The second glaring omission is religion. Religious belief is core to each of the case studies. I assume that the author would focus on their autocratic qualities and treat the religious dimension as part of the culture-based fear. But this is the particular 'hack' that the author is concerned about, the specific workaround for anti-democratic views in a democratic way, spelled out explicitly by Orban, who positions a Christian democracy as the evolution or patch to liberal democracy. It is as explicit in Israel and India, at least a detailed in this book in their respective movement-forming philosophers.

It is possible to shrug it off as hypocrisy, but particularly as regards immigration in the U.S. and Europe, and, again, pretty blatantly in Israel and India, as the notion of race and religion having sufficient overlap as to be the same for the purposes of a reactionary mindset (or at least to require more research to answer the question).

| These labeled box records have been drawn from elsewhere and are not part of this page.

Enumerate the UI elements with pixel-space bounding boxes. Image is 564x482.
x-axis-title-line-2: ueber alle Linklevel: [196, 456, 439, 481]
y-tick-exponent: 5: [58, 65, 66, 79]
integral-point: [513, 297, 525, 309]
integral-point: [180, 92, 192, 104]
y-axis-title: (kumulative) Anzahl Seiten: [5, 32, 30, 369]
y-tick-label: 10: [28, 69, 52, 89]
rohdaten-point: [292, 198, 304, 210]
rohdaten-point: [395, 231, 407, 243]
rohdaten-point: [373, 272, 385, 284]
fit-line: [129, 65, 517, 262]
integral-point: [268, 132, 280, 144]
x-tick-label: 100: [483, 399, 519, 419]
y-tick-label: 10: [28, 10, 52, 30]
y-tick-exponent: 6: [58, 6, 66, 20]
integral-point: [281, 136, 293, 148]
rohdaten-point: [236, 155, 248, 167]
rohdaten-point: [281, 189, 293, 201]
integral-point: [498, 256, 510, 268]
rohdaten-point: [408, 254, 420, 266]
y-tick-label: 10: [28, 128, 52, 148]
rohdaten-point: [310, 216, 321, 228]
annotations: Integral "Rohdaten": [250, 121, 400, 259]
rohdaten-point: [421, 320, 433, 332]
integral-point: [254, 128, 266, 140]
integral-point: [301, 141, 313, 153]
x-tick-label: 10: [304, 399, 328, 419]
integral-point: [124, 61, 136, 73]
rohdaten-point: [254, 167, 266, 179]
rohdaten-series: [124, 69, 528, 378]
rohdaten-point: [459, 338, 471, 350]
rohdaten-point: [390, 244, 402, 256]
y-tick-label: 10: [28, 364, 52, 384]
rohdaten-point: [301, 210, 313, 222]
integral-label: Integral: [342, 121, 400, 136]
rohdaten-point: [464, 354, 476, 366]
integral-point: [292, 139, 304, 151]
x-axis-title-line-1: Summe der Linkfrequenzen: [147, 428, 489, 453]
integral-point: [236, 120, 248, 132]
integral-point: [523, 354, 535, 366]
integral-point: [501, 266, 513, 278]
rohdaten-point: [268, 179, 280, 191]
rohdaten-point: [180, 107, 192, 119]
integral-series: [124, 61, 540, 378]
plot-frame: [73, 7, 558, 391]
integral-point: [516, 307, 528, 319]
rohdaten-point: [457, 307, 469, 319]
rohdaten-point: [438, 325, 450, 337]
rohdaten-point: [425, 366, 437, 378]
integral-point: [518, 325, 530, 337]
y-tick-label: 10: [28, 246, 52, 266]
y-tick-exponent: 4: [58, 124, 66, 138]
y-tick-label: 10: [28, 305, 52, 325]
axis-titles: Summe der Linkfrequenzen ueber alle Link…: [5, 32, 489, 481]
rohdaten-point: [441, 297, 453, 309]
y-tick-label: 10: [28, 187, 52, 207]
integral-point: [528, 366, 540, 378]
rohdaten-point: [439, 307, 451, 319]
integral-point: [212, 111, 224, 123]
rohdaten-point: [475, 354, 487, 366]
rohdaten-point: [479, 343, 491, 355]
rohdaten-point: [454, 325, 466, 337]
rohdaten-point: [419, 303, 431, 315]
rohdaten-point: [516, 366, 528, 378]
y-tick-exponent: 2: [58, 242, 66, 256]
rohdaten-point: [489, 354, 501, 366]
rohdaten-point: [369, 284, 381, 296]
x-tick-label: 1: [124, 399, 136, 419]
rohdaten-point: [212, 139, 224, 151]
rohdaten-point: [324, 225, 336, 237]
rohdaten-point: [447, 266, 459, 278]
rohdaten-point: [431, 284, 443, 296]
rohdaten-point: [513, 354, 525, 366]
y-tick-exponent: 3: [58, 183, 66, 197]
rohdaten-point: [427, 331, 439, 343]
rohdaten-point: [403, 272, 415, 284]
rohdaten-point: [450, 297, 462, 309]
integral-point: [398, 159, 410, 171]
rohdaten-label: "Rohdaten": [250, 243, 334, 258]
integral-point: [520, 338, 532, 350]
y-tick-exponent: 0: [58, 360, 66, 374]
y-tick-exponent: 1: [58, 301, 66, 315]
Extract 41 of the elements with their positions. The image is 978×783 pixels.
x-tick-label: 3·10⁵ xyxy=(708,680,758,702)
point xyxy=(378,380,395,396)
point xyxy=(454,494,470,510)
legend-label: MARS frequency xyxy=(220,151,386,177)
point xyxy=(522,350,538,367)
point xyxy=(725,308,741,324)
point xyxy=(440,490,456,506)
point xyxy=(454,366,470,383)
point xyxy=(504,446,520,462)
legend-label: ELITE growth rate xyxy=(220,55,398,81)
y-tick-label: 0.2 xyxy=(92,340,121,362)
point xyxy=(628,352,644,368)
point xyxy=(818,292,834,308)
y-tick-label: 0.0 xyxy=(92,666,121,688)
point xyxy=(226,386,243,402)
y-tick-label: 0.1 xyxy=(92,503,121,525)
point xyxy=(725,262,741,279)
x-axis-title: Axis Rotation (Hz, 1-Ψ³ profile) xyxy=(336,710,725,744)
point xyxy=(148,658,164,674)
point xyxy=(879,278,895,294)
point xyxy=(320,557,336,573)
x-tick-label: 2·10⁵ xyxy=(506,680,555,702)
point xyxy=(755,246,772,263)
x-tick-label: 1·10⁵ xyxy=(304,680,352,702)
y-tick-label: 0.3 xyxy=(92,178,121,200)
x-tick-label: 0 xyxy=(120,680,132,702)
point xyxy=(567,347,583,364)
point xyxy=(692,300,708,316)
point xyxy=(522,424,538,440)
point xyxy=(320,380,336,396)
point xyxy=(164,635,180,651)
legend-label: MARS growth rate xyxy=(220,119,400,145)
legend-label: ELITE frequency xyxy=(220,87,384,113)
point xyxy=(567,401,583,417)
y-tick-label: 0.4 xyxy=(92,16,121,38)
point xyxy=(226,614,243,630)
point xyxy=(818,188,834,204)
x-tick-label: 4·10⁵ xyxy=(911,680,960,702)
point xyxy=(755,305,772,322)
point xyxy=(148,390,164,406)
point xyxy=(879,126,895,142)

And on plenty of other topics, religion or religious practice becomes the explanation. And I do not know what is scarier, that the author did not consider this, or that he did, but understood it to be a sort of third rail, effectively ceding the argument that religiosity, or a non-zero number of types of religiosity, is alien to free and fair governance. But I do think that it giving reactionary thought a broad "culture" is potentially as distracting as looking at the economics. I feel like if there is one thing that the last decade politically has taught us, it is that it is worth taking people at their word. Again, though, I write this as a sort of topic that I find missing, not one that I have an answer on. I think that perhaps my own version of the nature of the problem avoids it, but that is more a blog than a review topic.

Anyway, while I generally liked the actionable and serious tone of the conclusion, I will say that the notes on the idea of focusing philanthropy on specialist activists sounds like the windup for a sales pitch. But I also think that the conclusion is why I feel slightly more favorable towards the book in a sense that I share the author's concerns in a broad sense and so think that reasonable discussion of those concerns is a good thing. It has a fundamentally conservative ending, harking back to an earlier point about strong rightward factions being good for democratic governance, in that the key is something like civic pride and footnoted patriotism. That's close enough for me.

My thanks to the author, Zack Beauchamp, for writing the book and to the publisher, PublicAffairs, for making the ARC available to me.